You’ve just been licensed and you’re waiting for the call. You know where your phone is at all times and have the ringer set on high to an obnoxious tone so you won’t miss it. So what now? What happens when you get the call? What kinds of questions should you ask?
I find that all brain processing goes out the window when on the phone with a case worker, so I have a list of questions written down that I can refer to when I get the call about a placement. Of course I probably won’t end up asking all of these, so I’ve prioritized them from the essentials to “it’d be nice to know” questions. Without further ado, here is my ultimate list of questions to ask before accepting a placement.
- How many? What ages? What gender(s)? You can read this post on why we choose to stick to birth order, but we don’t accept placements that are older than our biological child. It’s a firm, non-negotiable right now. We’ll still get calls for children older than our son, so this is my first question. We also want to know how many are in a sibling group because we only have one extra bedroom. Our first placement call was for a sibling group of 3. I thought about it for a hot second before realizing we simply didn’t have enough bedroom space or anywhere to put 4 kids in my tiny car and my husband’s truck. And we certainly didn’t have available daycare for all of them. We had to turn it down for the logistical reasons alone.
- When is the child’s birthday? Going along with age, a 4 year old child could have just turned 4 or about to be 5 in a few days. That’s a big difference!
- Are there any dangers? i.e. any history of physical or sexual abuse or other reported behaviors. Since we have a young child in the home, we aren’t willing to accept placements with certain behaviors at this time. It’s a deal breaker for us.
- Where is the case at? Is this a short term or long term placement? Is there an idea how long the child might be staying with you?
- When did the child enter foster care and why? You can learn a lot from this question alone. Has the child been bouncing from home to home or have they just been removed? Were they removed because of physical abuse, sexual abuse, neglect, or addiction?
- What is the child’s ethnicity? The city I live in neighbors an Indian reservation. ICWA governs all Native American children in foster care, and the cases are handled a little differently. If I have a Native American child placed in my home, I’ll need to be prepared and work harder to address cultural needs.
- Does the child have siblings? Sometimes sibling groups are split. If they are, what’s the reason for that and do they have regular visits with the siblings?
- Is there contact with parents? What is the visitation schedule like? Is it supervised or unsupervised? Where are the visits and how often? Sometimes you’ll run into a case where you’re driving a good distance every week for visits. Is there transportation or is that up to you?
- Do you have any information on family background? Is there any known gang activity? Are the parents working on their case plan? Are there involved family members?
- Is the child coming with anything? Is it the clothes on his back and you need to do some shopping, or is the child coming with some basic necessities? For younger kids you can ask if they have a car seat or booster.
- Babies: What size diapers do they wear? What type of formula and bottles do they use? Were they drug exposed?

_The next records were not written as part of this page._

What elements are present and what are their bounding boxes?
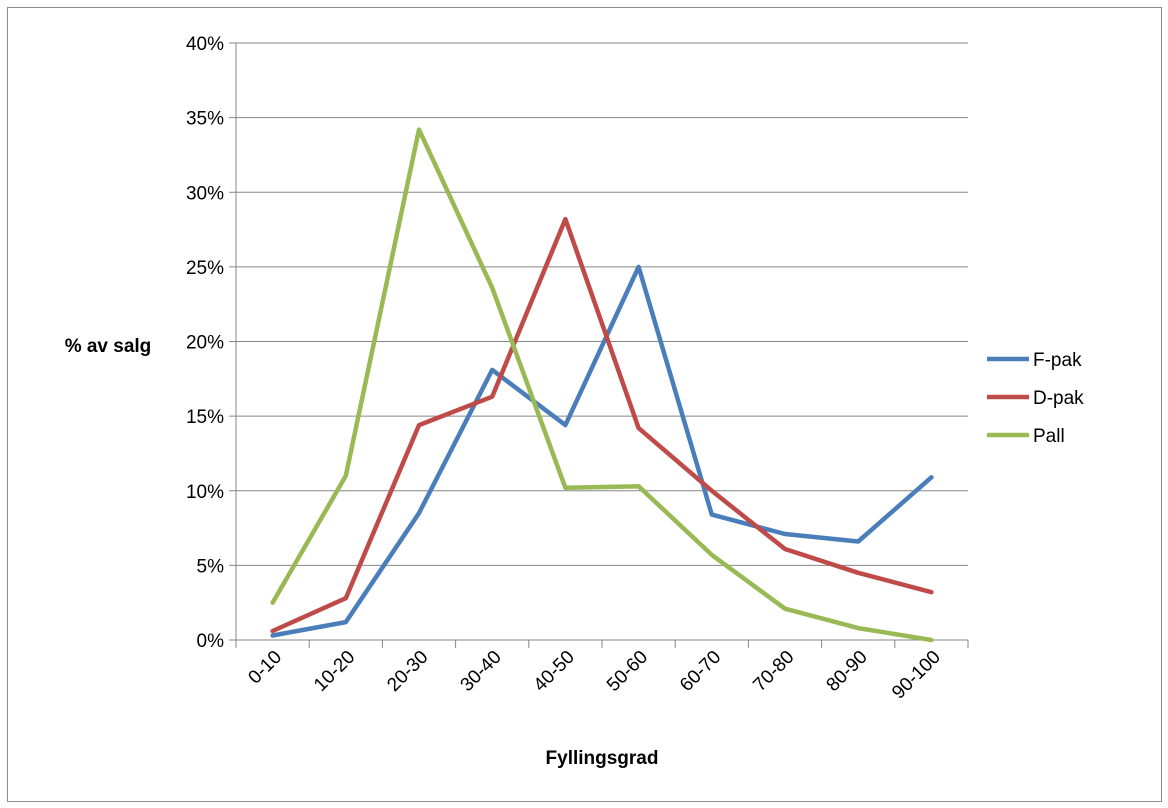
y-tick-label: 30%: [186, 183, 224, 204]
x-tick-label: 70-80: [749, 647, 798, 696]
y-tick-labels: 0% 5% 10% 15% 20% 25% 30% 35% 40%: [186, 34, 224, 652]
legend: F-pak D-pak Pall: [987, 350, 1084, 447]
y-tick-label: 5%: [197, 556, 225, 577]
axes: [229, 42, 969, 648]
y-tick-label: 15%: [186, 407, 224, 428]
x-tick-label: 40-50: [530, 647, 579, 696]
y-tick-label: 40%: [186, 34, 224, 55]
y-axis-title: % av salg: [65, 336, 152, 357]
x-tick-label: 60-70: [676, 647, 725, 696]
y-tick-label: 10%: [186, 482, 224, 503]
legend-label-d-pak: D-pak: [1033, 388, 1084, 409]
x-tick-label: 50-60: [603, 647, 652, 696]
legend-label-f-pak: F-pak: [1033, 350, 1082, 371]
series-lines: [270, 127, 934, 643]
x-tick-labels: 0-10 10-20 20-30 30-40 40-50 50-60 60-70 70-80 8…: [244, 647, 945, 704]
y-tick-label: 20%: [186, 333, 224, 354]
y-tick-label: 0%: [197, 631, 225, 652]
x-tick-label: 90-100: [888, 647, 945, 704]
x-tick-label: 80-90: [823, 647, 872, 696]
legend-label-pall: Pall: [1033, 426, 1065, 447]
series-line-f-pak: [270, 264, 934, 638]
x-tick-label: 10-20: [310, 647, 359, 696]
x-tick-label: 30-40: [457, 647, 506, 696]
series-line-pall: [270, 127, 934, 643]
x-tick-label: 0-10: [244, 647, 286, 689]
series-line-d-pak: [270, 216, 934, 634]
chart-frame: [7, 7, 1162, 802]
y-tick-label: 35%: [186, 109, 224, 130]
x-axis-title: Fyllingsgrad: [546, 748, 659, 769]
x-tick-label: 20-30: [383, 647, 432, 696]
y-tick-label: 25%: [186, 258, 224, 279]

- Does the child have any diagnoses? This could include any disability, mental illness, or if the child is on an IEP for educational needs. Does the child have scheduled therapy or other appointments?
- What is the child’s health? Are they on any medications, have chronic illnesses, current on vaccinations, or have any allergies?
- Does the child have lice? I know some foster parents that treat every child coming into their home, and that’s a good way to go too. Better safe than sorry!
- What are the child’s likes/dislikes? What do you know about their personality and tendencies?
- Can you do a trial overnight? Do you have an option of doing a pre-placement visit to meet the child and see how it goes?
A lot of the time, the case worker will have very limited information and won’t be able to answer all these questions. Even then, the information they’ll have might be entirely wrong. Instead of a 4 year old boy, it might actually be a 2 year old girl. But don’t let that stop you from asking the questions or insisting on knowing a particular answer before accepting a placement. It’s better to be a little persistent if it means you’ll have a clearer picture of what you’re getting into.